NÜBÜVVET
¬بِسْمِ اللّٰهِ الرَّحْمٰنِ الرَّحِيمِ
وَ بِهِ نَسْتَعِينُ
اَلْحَمْدُ لِلّٰهِ رَبِّ الْعَالَمِينَ وَ الصَّلاَةُ وَ السَّلاَمُ عَلَى سَيِّدِنَا مُحَمَّدٍ وَ عَلَى آلِهِ وَ صَحْبِهِ اَجْمَعِينَ
NÜBÜVVET
(Bk: Muhammed (A.S.M.)
Peygamberlik, nebilik. Allah’ın bildirdiği hakikatları, emir ve yasak gibi hükümleri tebliğ etmek vazifesi ve makamını ifade eder.
“Nebi, “Nebe”den müştak olarak aslında نبى (nebe’) dir ki, nebi: Allah Teala’dan vahiy ile haber getiren demektir. Ve tam “Peygamber” müradifidir. cem’inde enbiya ve nebiyyîn gelir. Nebi resulden eamdır. Her resul nebidir, fakat her nebi resul değildir. Maamafih Kur’anda müradif olarak kullanıldığı da vardır.” E.T. 370
Kuran (14:11) âyetinde “Peygamberliği Allah dilediğine verir” diye bildirilir.
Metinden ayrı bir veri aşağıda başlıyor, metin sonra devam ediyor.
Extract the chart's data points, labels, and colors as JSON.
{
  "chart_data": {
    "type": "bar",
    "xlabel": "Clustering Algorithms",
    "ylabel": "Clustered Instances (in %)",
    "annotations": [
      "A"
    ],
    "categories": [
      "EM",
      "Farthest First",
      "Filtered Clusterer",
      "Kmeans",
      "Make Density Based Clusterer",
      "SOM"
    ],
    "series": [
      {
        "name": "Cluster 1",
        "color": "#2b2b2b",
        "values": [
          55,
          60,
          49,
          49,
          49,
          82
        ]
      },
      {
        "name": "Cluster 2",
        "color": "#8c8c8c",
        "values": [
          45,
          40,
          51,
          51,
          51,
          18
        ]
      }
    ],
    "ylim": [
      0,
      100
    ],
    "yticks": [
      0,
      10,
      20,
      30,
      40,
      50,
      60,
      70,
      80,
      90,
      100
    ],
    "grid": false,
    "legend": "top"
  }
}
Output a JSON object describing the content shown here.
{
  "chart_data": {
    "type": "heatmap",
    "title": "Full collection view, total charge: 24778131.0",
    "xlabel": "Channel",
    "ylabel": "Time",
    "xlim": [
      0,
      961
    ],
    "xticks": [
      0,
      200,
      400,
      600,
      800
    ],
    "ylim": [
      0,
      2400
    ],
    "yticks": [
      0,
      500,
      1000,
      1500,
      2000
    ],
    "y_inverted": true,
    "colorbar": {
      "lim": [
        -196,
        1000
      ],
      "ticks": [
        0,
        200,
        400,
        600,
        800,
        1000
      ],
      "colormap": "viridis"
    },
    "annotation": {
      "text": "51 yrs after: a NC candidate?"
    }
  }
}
«Peygambere “nebi” de denir. Maamafih, yeni bir kitab ile yeni bir şeriat ile bir ümmete peygamber gönderilmiş olan zata nebi peygamber denildiği gibi “resul”, “mürsel” de denir. Yeni bir kitab ve yeni bir şeriat ile gönderilmeyip de kendisinden evvelki bir peygamberin kitabını ve şeriatını ümmetine bildirmeğe me’mur olmuş olan zata da yalnız nebi veya peygamber denilir, resul ve mürsel denilmez..
“Mübarek adları Kur’an-ı Mübin’de beyan olunan ancak şu yirmi beş peygamber-i zişandır: Âdem, İdris, Nuh Hud, Salih, İbrahim, Lut, İsmail, İshak, Yakub, Yusuf, Eyyub, Şuayb, Musa, Harun, Davud, Süleyman, İlyas, Elyasa, Zülkifl, Yunus, Zekeriyya, Yahya, İsa, Muhammed( A.S.M.)” Büyük İslam İlmihali sh: 17
Peygamberimiz (A.S.M.)’a hitaben, bir âyet-i kerimede şöyle buyurulur:
(4:164) وَرُسُلاً قَدْ قَصَصْنَاهُمْ عَلَيْكَ مِنْ قَبْلُ yani: Sana bundan evvel haber verdiğimiz birtakım resullerوَرُسُلاً لَمْ نَقْصُصْهُمْ عَلَيْكَۜ ve sana haber vermediğimiz daha nice resuller de gönderdik.
Yani beşer aleminde haber verildiği üzere yüzyirmidörtbin peygamber gelmiştir yani insanlar ekseriyet-i mutlaka ile peygambersiz bırakılmamıştır.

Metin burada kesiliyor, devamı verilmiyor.